The conclusion that disagreement is inevitable could be interpreted as an argument that, because it is difficult to agree, we should not attempt collective action. This is not my intention either. More than a year later, I am convinced that the common good involves open businesses, schools, religious congregations, and that keeping them open requires vaccination as close as possible to the universal. I have logistical and principled concerns regarding the drastic demands recently imposed on France. But vaccination mandates for people who will live and work nearby, such as college dorms, the military and cruise ships, look good.

But I also agree that many Americans disagree on these points. In a federal republic with powers divided between branches and between national and state governments, this disagreement makes it unlikely that those who share my views can enforce them. Even if we could do this in law, widespread disapproval could make the app counterproductive. Our experiences with alcohol and drug prohibition suggest that even when coercion serves its direct purpose, it can destabilize law and order in different and often unforeseen ways.

For these reasons, common good rhetoric does not seem very helpful in navigating our current challenges. Even when sincerely deployed, he is too broad, too moralistic, and too questionable to persuade anyone to change his behavior. A recent study found that observing friends or family members who had not experienced side effects was the most important factor in convincing vaccine skeptics to change their mind. Appeals to social obligation or general well-being will not cut it, however tempting the feeling of moral and intellectual superiority they flatter.

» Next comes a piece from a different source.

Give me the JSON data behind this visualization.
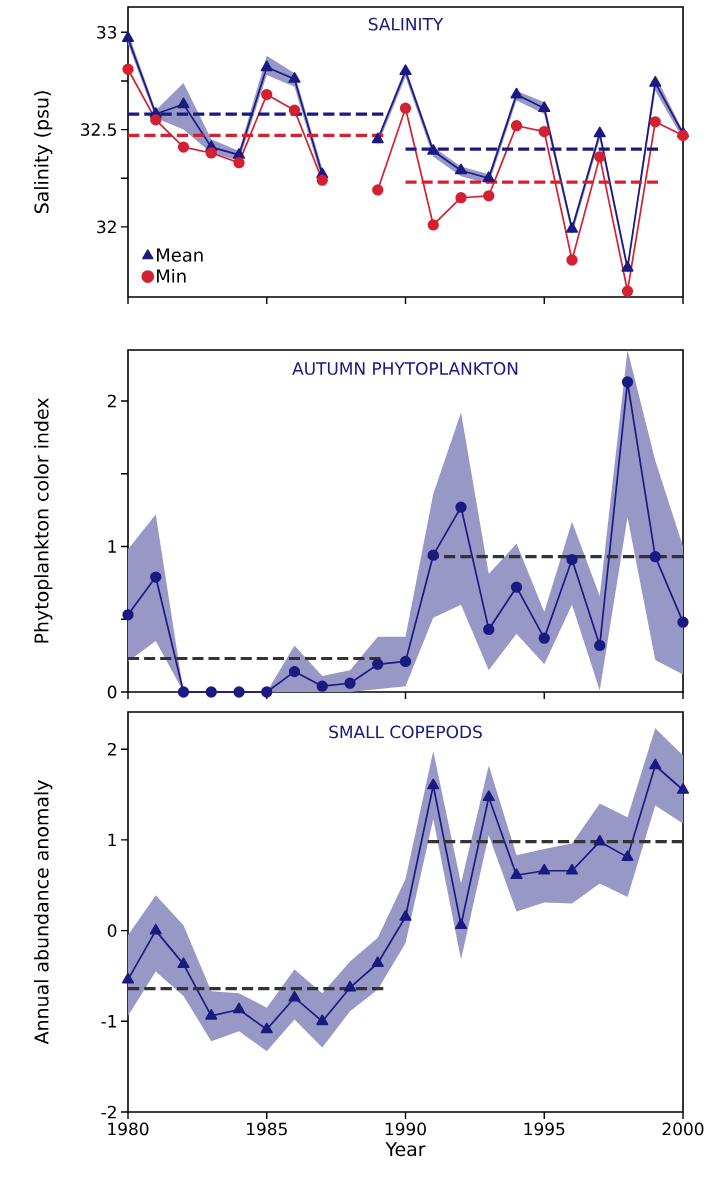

A better use of the concept of the common good is to remember that it is necessary to reflect on the complex and often contradictory relationships between individual behaviors, public policies and social institutions rather than focusing on a single political value or a quantifiable result. Insisting on personal freedom to avoid vaccination encourages new epidemics, for example, while the pursuit of reduced cases requires unpopular and unenforceable restrictions. Even with the best of intentions, neither one promotes a widely shared goal: to return to a normal life. Instead, it shows more promise to identify targeted responses to specific problems. In this case, just paying people to get the vaccine, as Douthat suggested, might help.

But this is just another way of saying that the kind of compromises, compromises, and unforeseen circumstances we have faced recently are inevitable in economics, education, and other areas beyond public health. . The common good is not enough.